Présentation
La « muraille de lave » est une falaise de basalte noir très dangereuse, qui cause de nombreux accidents. C'est également le nom donné au siège social d’une banque aux pratiques spéculatives tout aussi dangereuses...
Alors que le commissaire Erlendur est toujours absent, Sigurdur Oli enquête sur un
chantage qui se transforme en meurtre et qui va l'amener à la muraille de lave.
Mon avis
Je ne sais pourquoi, j’avais délaissé Indridason, alors que c’est
un auteur que j’apprécie beaucoup. La première fois que j’ai lu un de ses romans, j'ai pensé à Mankell (à cause du personnage principal), mais j’ai vite préféré
Indridason.
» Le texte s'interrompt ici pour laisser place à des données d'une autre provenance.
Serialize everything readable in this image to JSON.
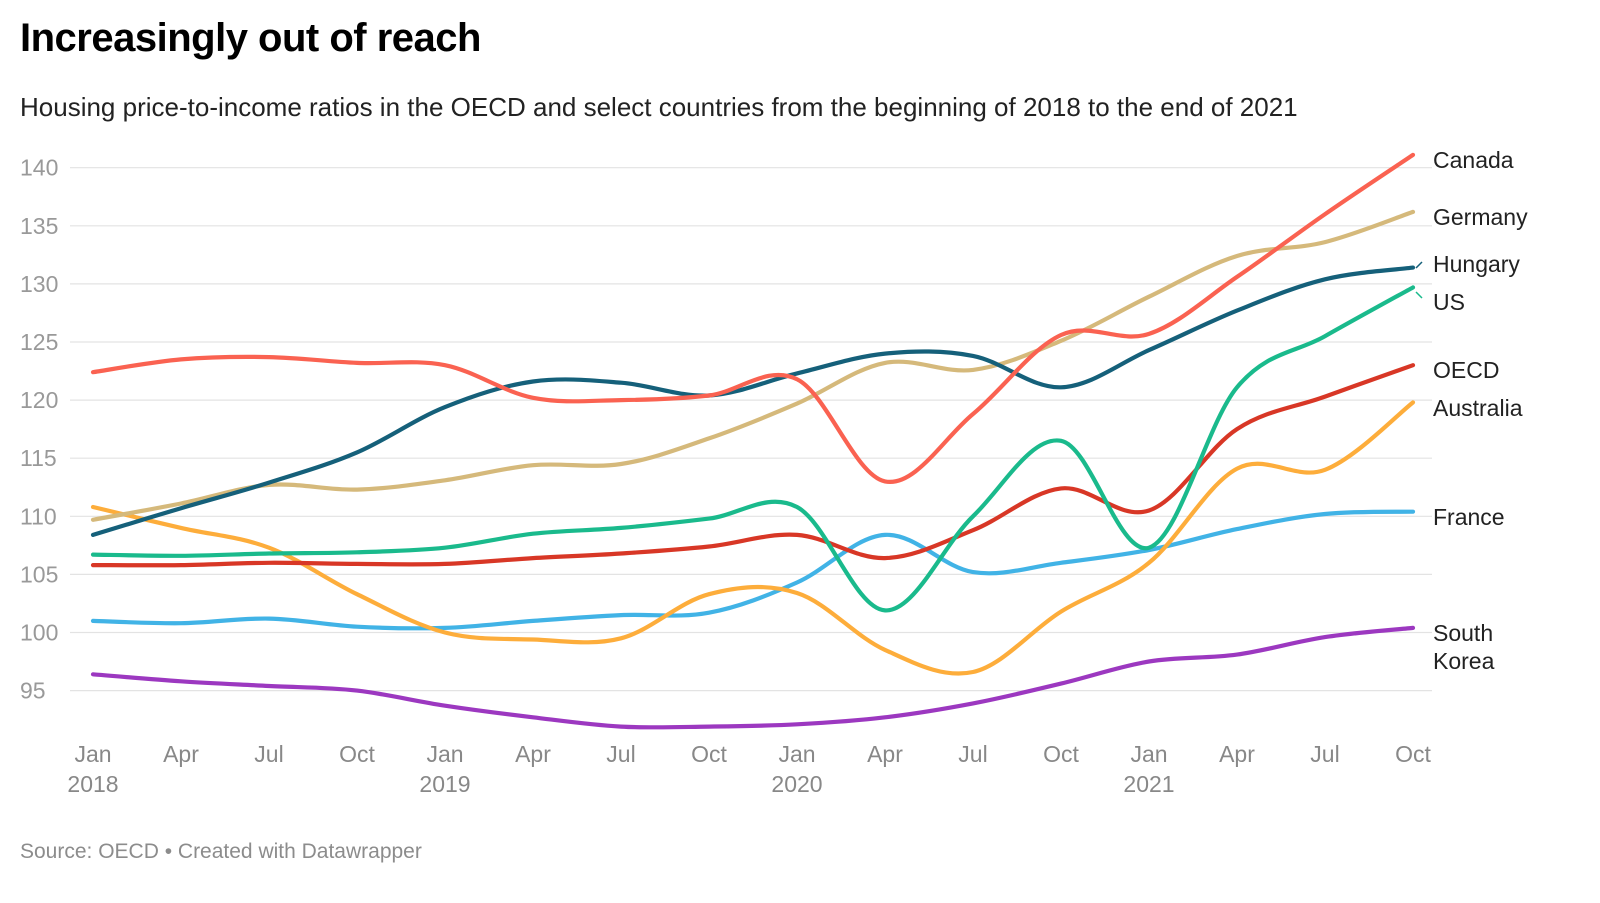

Les intrigues de Mankell me semblaient trop souvent tirées par les
cheveux (j’ai peu aimé La Muraille
invisible) et les parutions désordonnées en France m’horripilaient (tantôt le
père de Wallander était mort, tantôt il ne l’était pas…). Et puis Indridason étire
moins les choses, ses romans sont courts, secs, et j’aime ça. Enfin,
contrairement à beaucoup de lecteurs, j’ai aimé qu’il éclipse son héros pour se
concentrer sur d’autres membres de l’équipe ; d’abord cela évite la
lassitude, ensuite cela épargne au lecteur l’héroïsation outrancière du
personnage de l’enquêteur. Bref, alors que sort Le duel, je me suis dit que j’avais bien du retard sur la
série, et j’ai attaqué et dévoré La
muraille de lave. Cette fois, il adopte le point de vue du peu sympathique
Sigurdur Oli, dénué d’empathie, parfois limite idéologiquement. Et c’est une
excellente idée ! Il est un tantinet borné, c’est un tâcheron mais son
côté laborieux en fait un assez bon enquêteur. Pas d’intuitions fulgurantes
chez lui, oh que non, mais un acharnement qui finit par payer. De plus, on
découvre l’histoire personnelle et familiale de ce type ordinaire, ce qui le
rend touchant.
Pendant un long moment, on se dit que l’intrigue est policière mais
qu’il n’y a pas de dimension sociale, et pourtant, il n’en est rien. Indridason
introduit tout en finesse un constat sans concession sur l’Islande et son fol
élan capitaliste et spéculatif. Il a écrit ce roman juste après le
déclenchement de la crise islandaise et nous montre des spéculateurs qui jouent
avec le feu dans un mélange de cynisme et de crétinerie aveugle effarant. Plus
on avance dans le roman, plus la charge est forte.
Et il y a l’art de trousser les intrigues, parfaitement maîtrisé
par Indridason ; tout se complique, mais finalement le crime est
banalement simple, humainement ordinaire, parce qu’il n’y a pas besoin
d’imaginer une résolution abracadabrantesque.
C’est donc un roman noir sans temps mort, parfaitement construit, au
propos acéré sur le monde comme il va (mal).
Arnaldur Indridason, La muraille
de lave (Svörtuloft), Métailié Noir, 2012. Traduit de l’islandais par Eric
Boury. Publication originale : 2009. Disponible en Points Policier.